Thiago Silva was also one of Tuchel’s former players at PSG. However, recent claims in the media by the Brazilian centre-back that Tuchel’s PSG sacking was ‘predictable’, and contract talks with Silva souring towards the end of his tenure in Paris, could potentially leave an awkwardness between the two. As Chelsea’s most experienced defender, Silva has become somewhat of a stalwart for The Blues. This isn’t likely to change, but it’ll be interesting to see how the relationship unfolds between Tuchel and Silva as they reunite.

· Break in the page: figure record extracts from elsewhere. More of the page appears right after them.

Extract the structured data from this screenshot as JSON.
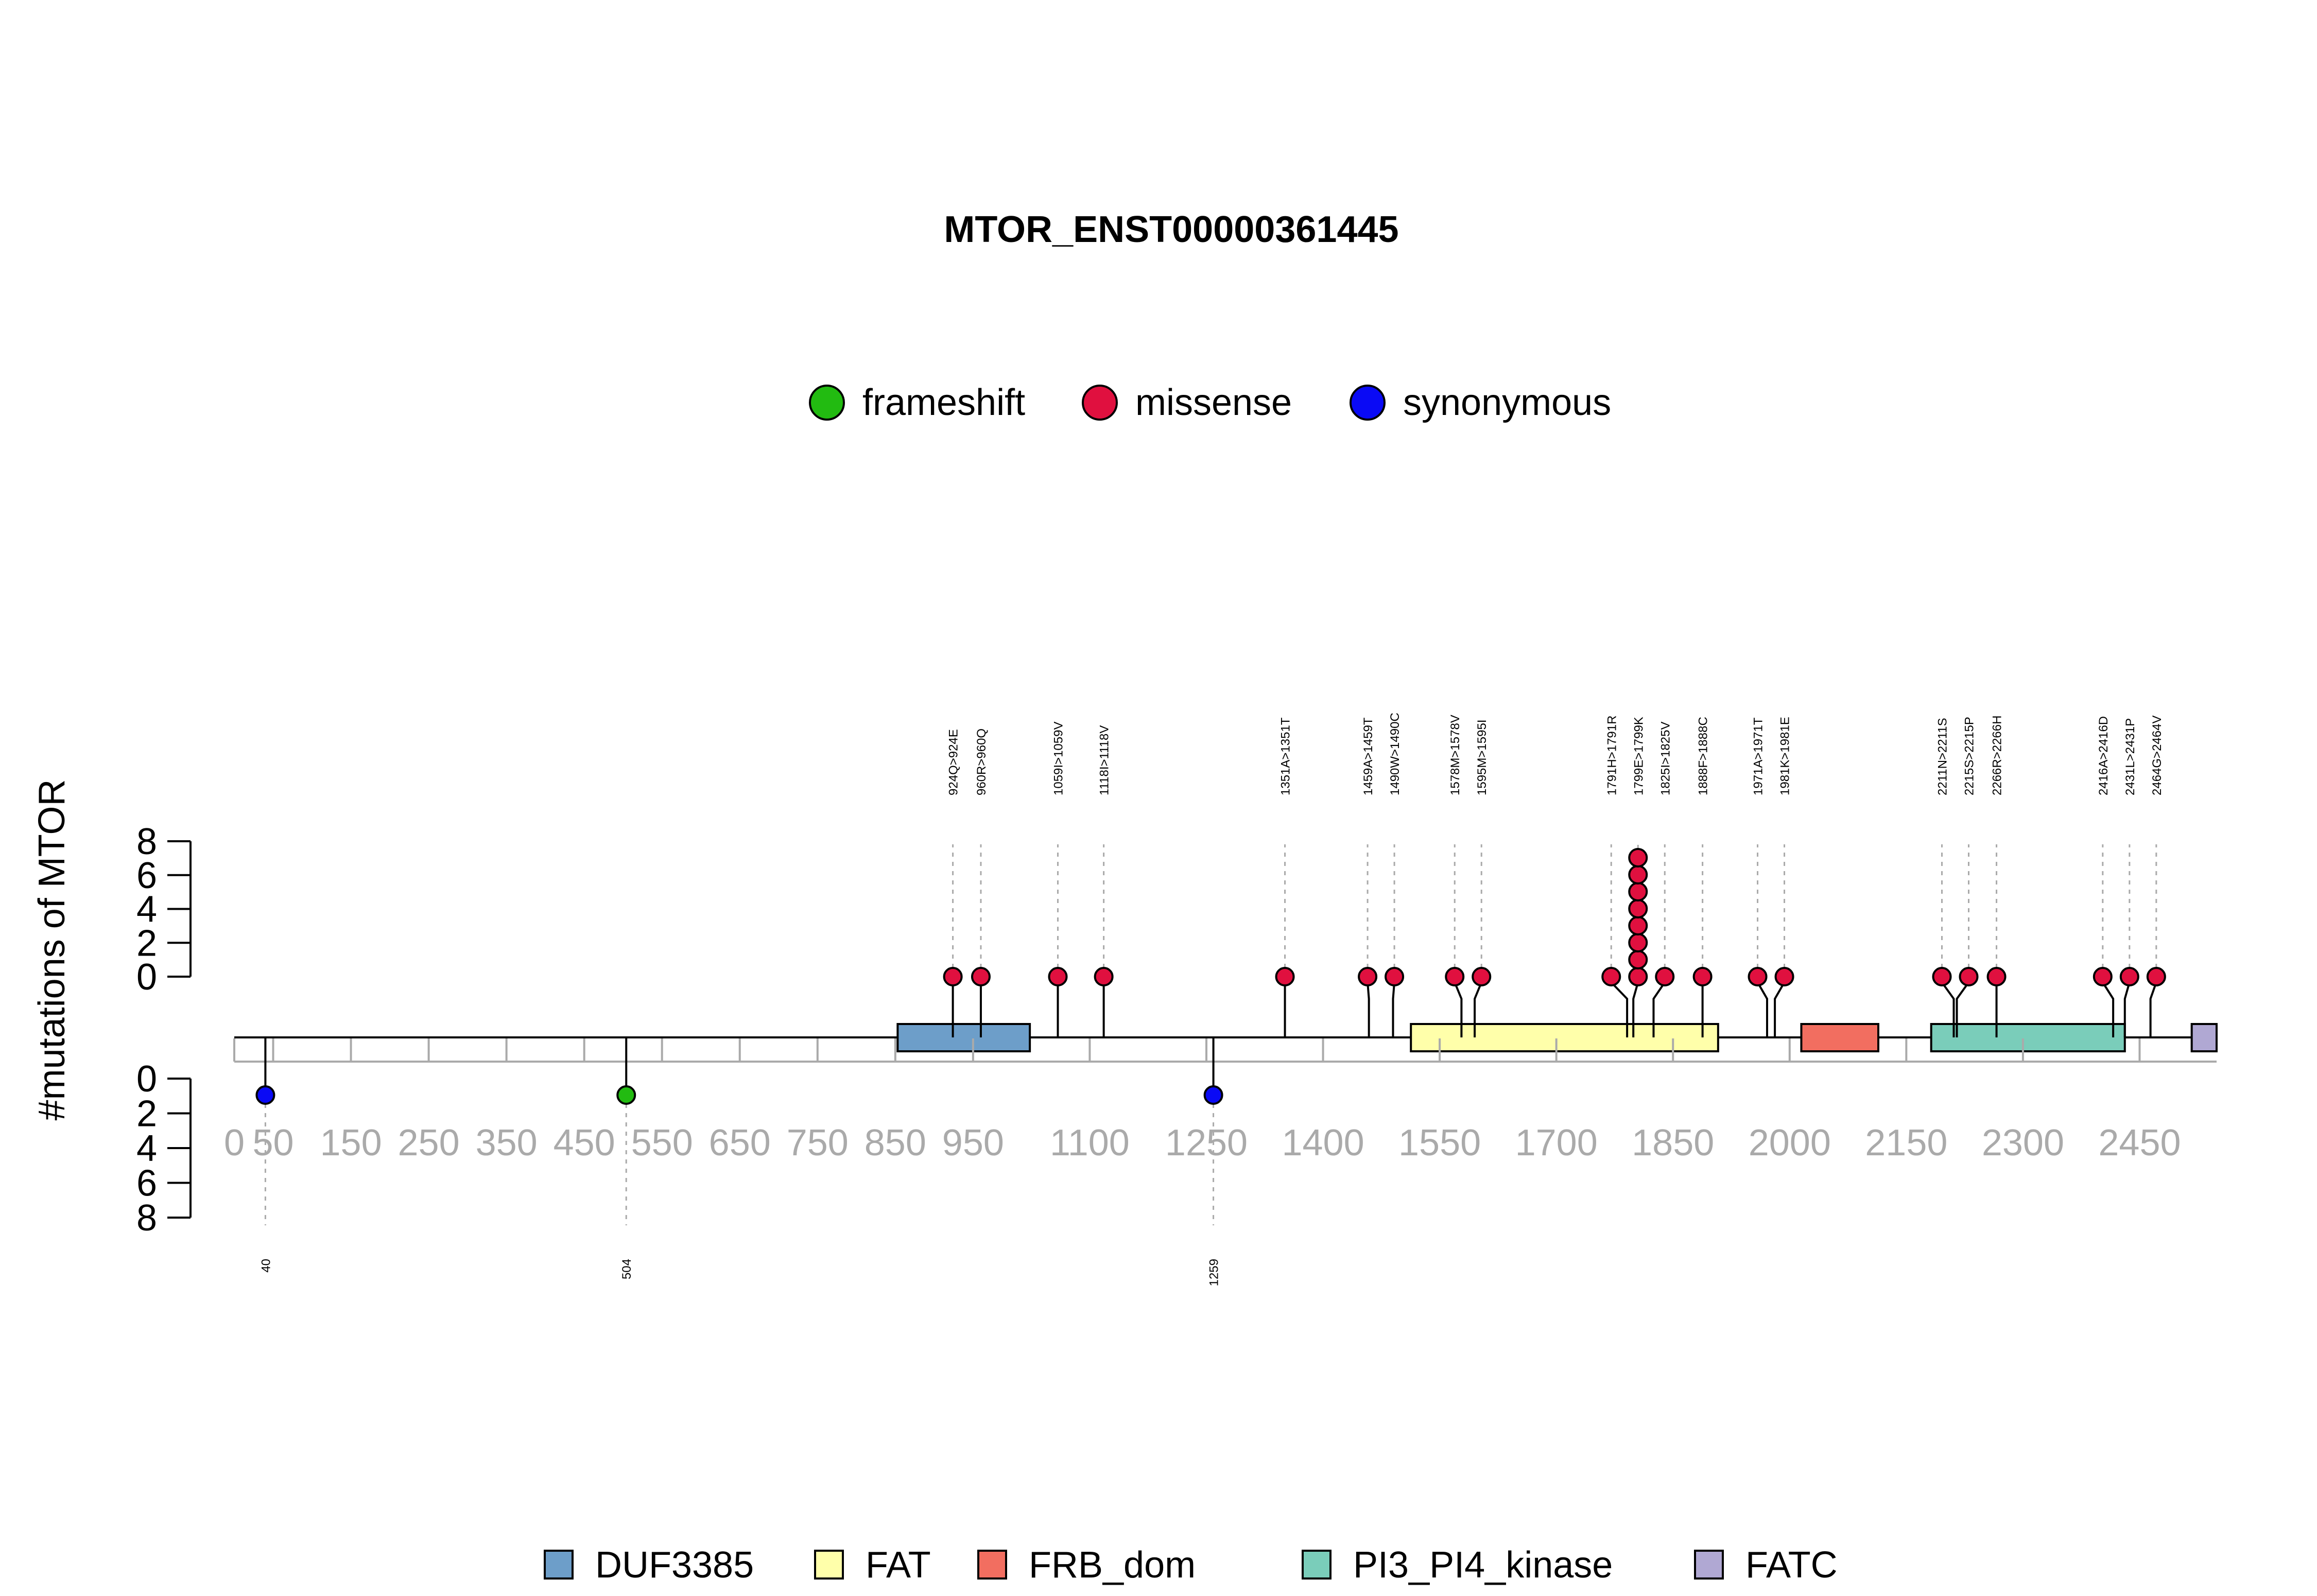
{
  "chart_data": {
    "type": "lollipop",
    "title": "MTOR_ENST00000361445",
    "ylabel": "#mutations of MTOR",
    "protein_length": 2549,
    "upper_yticks": [
      "0",
      "2",
      "4",
      "6",
      "8"
    ],
    "lower_yticks": [
      "0",
      "2",
      "4",
      "6",
      "8"
    ],
    "xticks": [
      {
        "pos": 0,
        "label": "0"
      },
      {
        "pos": 50,
        "label": "50"
      },
      {
        "pos": 150,
        "label": "150"
      },
      {
        "pos": 250,
        "label": "250"
      },
      {
        "pos": 350,
        "label": "350"
      },
      {
        "pos": 450,
        "label": "450"
      },
      {
        "pos": 550,
        "label": "550"
      },
      {
        "pos": 650,
        "label": "650"
      },
      {
        "pos": 750,
        "label": "750"
      },
      {
        "pos": 850,
        "label": "850"
      },
      {
        "pos": 950,
        "label": "950"
      },
      {
        "pos": 1100,
        "label": "1100"
      },
      {
        "pos": 1250,
        "label": "1250"
      },
      {
        "pos": 1400,
        "label": "1400"
      },
      {
        "pos": 1550,
        "label": "1550"
      },
      {
        "pos": 1700,
        "label": "1700"
      },
      {
        "pos": 1850,
        "label": "1850"
      },
      {
        "pos": 2000,
        "label": "2000"
      },
      {
        "pos": 2150,
        "label": "2150"
      },
      {
        "pos": 2300,
        "label": "2300"
      },
      {
        "pos": 2450,
        "label": "2450"
      }
    ],
    "legend_top": [
      {
        "name": "frameshift",
        "color": "#22BB11"
      },
      {
        "name": "missense",
        "color": "#E0103F"
      },
      {
        "name": "synonymous",
        "color": "#0A0AF5"
      }
    ],
    "domains": [
      {
        "name": "DUF3385",
        "start": 853,
        "end": 1023,
        "color": "#6D9EC9"
      },
      {
        "name": "FAT",
        "start": 1513,
        "end": 1908,
        "color": "#FFFFAA"
      },
      {
        "name": "FRB_dom",
        "start": 2015,
        "end": 2114,
        "color": "#F26E60"
      },
      {
        "name": "PI3_PI4_kinase",
        "start": 2182,
        "end": 2431,
        "color": "#7ACDBA"
      },
      {
        "name": "FATC",
        "start": 2517,
        "end": 2549,
        "color": "#B0A8D3"
      }
    ],
    "mutations_upper": [
      {
        "label": "924Q>924E",
        "pos": 924,
        "count": 1,
        "type": "missense"
      },
      {
        "label": "960R>960Q",
        "pos": 960,
        "count": 1,
        "type": "missense"
      },
      {
        "label": "1059I>1059V",
        "pos": 1059,
        "count": 1,
        "type": "missense"
      },
      {
        "label": "1118I>1118V",
        "pos": 1118,
        "count": 1,
        "type": "missense"
      },
      {
        "label": "1351A>1351T",
        "pos": 1351,
        "count": 1,
        "type": "missense"
      },
      {
        "label": "1459A>1459T",
        "pos": 1459,
        "count": 1,
        "type": "missense"
      },
      {
        "label": "1490W>1490C",
        "pos": 1490,
        "count": 1,
        "type": "missense"
      },
      {
        "label": "1578M>1578V",
        "pos": 1578,
        "count": 1,
        "type": "missense"
      },
      {
        "label": "1595M>1595I",
        "pos": 1595,
        "count": 1,
        "type": "missense"
      },
      {
        "label": "1791H>1791R",
        "pos": 1791,
        "count": 1,
        "type": "missense"
      },
      {
        "label": "1799E>1799K",
        "pos": 1799,
        "count": 8,
        "type": "missense"
      },
      {
        "label": "1825I>1825V",
        "pos": 1825,
        "count": 1,
        "type": "missense"
      },
      {
        "label": "1888F>1888C",
        "pos": 1888,
        "count": 1,
        "type": "missense"
      },
      {
        "label": "1971A>1971T",
        "pos": 1971,
        "count": 1,
        "type": "missense"
      },
      {
        "label": "1981K>1981E",
        "pos": 1981,
        "count": 1,
        "type": "missense"
      },
      {
        "label": "2211N>2211S",
        "pos": 2211,
        "count": 1,
        "type": "missense"
      },
      {
        "label": "2215S>2215P",
        "pos": 2215,
        "count": 1,
        "type": "missense"
      },
      {
        "label": "2266R>2266H",
        "pos": 2266,
        "count": 1,
        "type": "missense"
      },
      {
        "label": "2416A>2416D",
        "pos": 2416,
        "count": 1,
        "type": "missense"
      },
      {
        "label": "2431L>2431P",
        "pos": 2431,
        "count": 1,
        "type": "missense"
      },
      {
        "label": "2464G>2464V",
        "pos": 2464,
        "count": 1,
        "type": "missense"
      }
    ],
    "mutations_lower": [
      {
        "label": "40",
        "pos": 40,
        "count": 1,
        "type": "synonymous"
      },
      {
        "label": "504",
        "pos": 504,
        "count": 1,
        "type": "frameshift"
      },
      {
        "label": "1259",
        "pos": 1259,
        "count": 1,
        "type": "synonymous"
      }
    ]
  }
}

Although not former players under Tuchel, Antonio Rudiger and Jorginho were widely known as PSG targets when Tuchel was in charge. The German and Italian internationalists are likely to be in Tuchel’s plans going forward.

Final Verdict:

In my opinion, Thomas Tuchel is the right man for the job at the moment. He fits the category in which Chelsea are looking to play, he has former experience with current Chelsea players and has a proven track record of winning trophies, and very recently at that.

His desire to play attacking football from his managerial beginnings at Mainz 05, to his free-flowing, goal-scoring Borussia Dortmund, and his relentless Paris Saint-Germain. With the players that Chelsea have at their disposal, and with a bit of defensive tweaking, it should work for the German and for Chelsea.